Entscheidung zur Masern-Impfpflicht mit Spannung erwartet

Das Bundesverfassungsgericht in Karlsruhe gibt am Donnerstag seine Entscheidung zur Masern-Impfpflicht bekannt. Das Urteil wird mit Spannung erwartet. Zu dem Thema hatte es mehrere Verfassungsbeschwerden gegeben.
Von Johannes Blöcher-Weil
Das Bundesverfassungsgericht in Karlsruhe

Eltern haben mit ihren betroffenen Kindern gegen die Masern-Impfpflicht Verfassungsbeschwerde eingelegt. Am kommenden Donnerstag wird das Bundesverfassungsgericht sein Urteil veröffentlichen (Az. 1 BvR 469/20 u.a.).

Wer sein Kind in die Kita oder zu einer Tagesmutter gibt oder einschulen möchte, muss seit dem 1. März 2020 vor der Aufnahme nachweisen, dass es geimpft ist oder schon die Masern hatte. Nach der seitherigen Übergangsfrist gilt diese Nachweispflicht seit August auch für alle Kinder, die schon in den Einrichtungen waren.

Die Impfpflicht soll helfen, Masern-Ausbrüche möglichst ganz zu verhindern. Ohne Nachweis kann die Betreuung verweigert werden. Das meldet die Nachrichtenagentur dpa. Die Schulpflicht geht zwar vor, es drohen aber Bußgelder von bis zu 2500 Euro. Zwangsweise geimpft wird in Deutschland niemand. Die Klägerinnen und Kläger sehen in der Impfpflicht einen unverhältnismäßigen Eingriff in das Grundrecht der Kinder auf körperliche Unversehrtheit und ihr Erziehungsrecht als Eltern.
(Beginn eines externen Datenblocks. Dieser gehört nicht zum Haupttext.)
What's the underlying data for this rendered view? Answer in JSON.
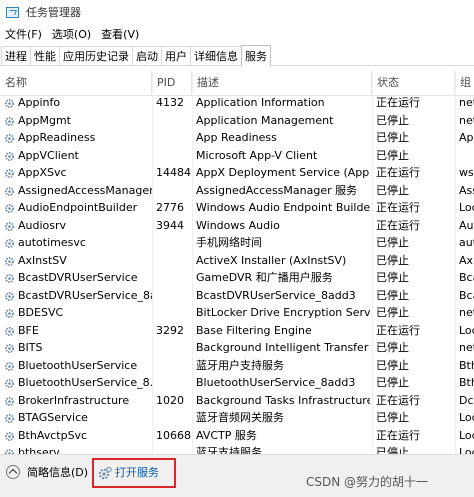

Stehen Allgemein- über Einzelinteressen?

Im Eilverfahren hatten Richter laut dpa im Mai 2020 die Interessen der Allgemeinheit höher bewertet und vorerst grünes Licht gegeben: Es gehe um die „Abwehr infektionsbedingter Risiken für Leib oder Leben einer Vielzahl von Personen“. Eine eingehende Prüfung findet erst im Hauptverfahren statt. Experten warnen davor, die Masern-Infektion zu verharmlosen. Bei jungen Menschen, Schwangeren oder Menschen mit einer Immunschwäche kann es zu schwerwiegenden Folgen kommen.

Der Deutsche Ethikrat hat in einer Stellungnahme 2019 eine allgemeine moralische Pflicht begründet, sich selbst und die eigenen Kinder gegen Masern impfen zu lassen. Die Einführung einer gesetzlichen Masernimpfpflicht empfiehlt er nur für Berufsgruppen in besonderer Verantwortung, nicht hingegen für alle Erwachsenen oder Kinder.
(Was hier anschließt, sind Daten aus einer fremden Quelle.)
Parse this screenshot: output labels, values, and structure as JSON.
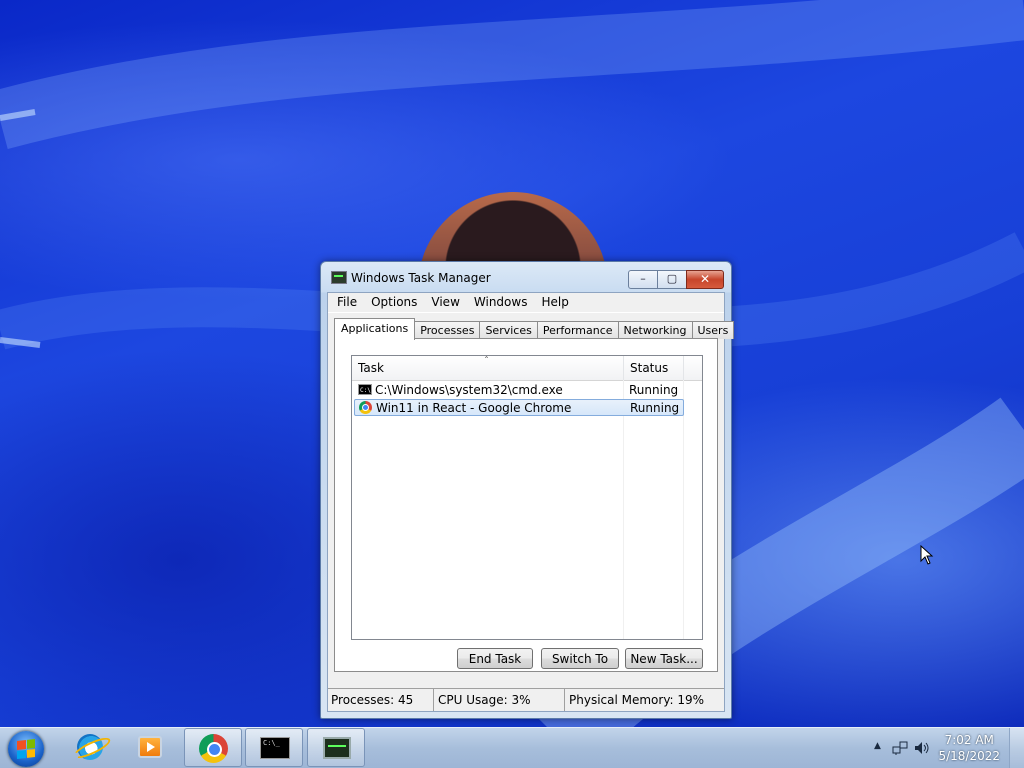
{
  "colors": {
    "desktop": "#1d47e0",
    "selection": "#d6e7fa",
    "close_button": "#c7452b"
  },
  "desktop": {
    "wallpaper": "blue-wave-wallpaper",
    "avatar": "user-avatar-photo"
  },
  "window": {
    "title": "Windows Task Manager",
    "caption_buttons": {
      "minimize": "–",
      "maximize": "▢",
      "close": "✕"
    },
    "menu": [
      "File",
      "Options",
      "View",
      "Windows",
      "Help"
    ],
    "tabs": [
      "Applications",
      "Processes",
      "Services",
      "Performance",
      "Networking",
      "Users"
    ],
    "active_tab": "Applications",
    "list": {
      "columns": {
        "task": "Task",
        "status": "Status"
      },
      "sort_indicator": "ˆ",
      "rows": [
        {
          "task": "C:\\Windows\\system32\\cmd.exe",
          "status": "Running",
          "icon": "cmd-icon"
        },
        {
          "task": "Win11 in React - Google Chrome",
          "status": "Running",
          "icon": "chrome-icon"
        }
      ]
    },
    "buttons": {
      "end_task": "End Task",
      "switch_to": "Switch To",
      "new_task": "New Task..."
    },
    "status_bar": {
      "processes": "Processes: 45",
      "cpu": "CPU Usage: 3%",
      "memory": "Physical Memory: 19%"
    }
  },
  "taskbar": {
    "pinned": [
      "start-orb",
      "internet-explorer-icon",
      "media-player-icon",
      "chrome-icon",
      "cmd-icon",
      "task-manager-icon"
    ],
    "tray": {
      "show_hidden": "▲",
      "time": "7:02 AM",
      "date": "5/18/2022"
    }
  }
}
Es sei laut dem Gremium keine reine Privatangelegenheit , ob man sich gegen eine hochansteckende Infektionskrankheit wie die Masern impfen lasse oder nicht. Hier gehe es auch um die Solidarität gegenüber schutzbedürftigen Menschen, die etwa aus medizinischen Gründen selbst nicht gegen Masern geimpft werden können.

Verantwortung für andere Generationen

Hinzu komme der Aspekt generationenübergreifender Verantwortung, da die Masern zu den Krankheiten zählen, „die sich durch weltweit koordinierte Anstrengungen gänzlich ausrotten lassen“. Die Impfstoffe seien hochwirksam und sehr gut verträglich. Daraus leite sich die moralische Verantwortung ab, sich selbst impfen zu lassen und für einen entsprechenden Impfschutz der eigenen Kinder zu sorgen.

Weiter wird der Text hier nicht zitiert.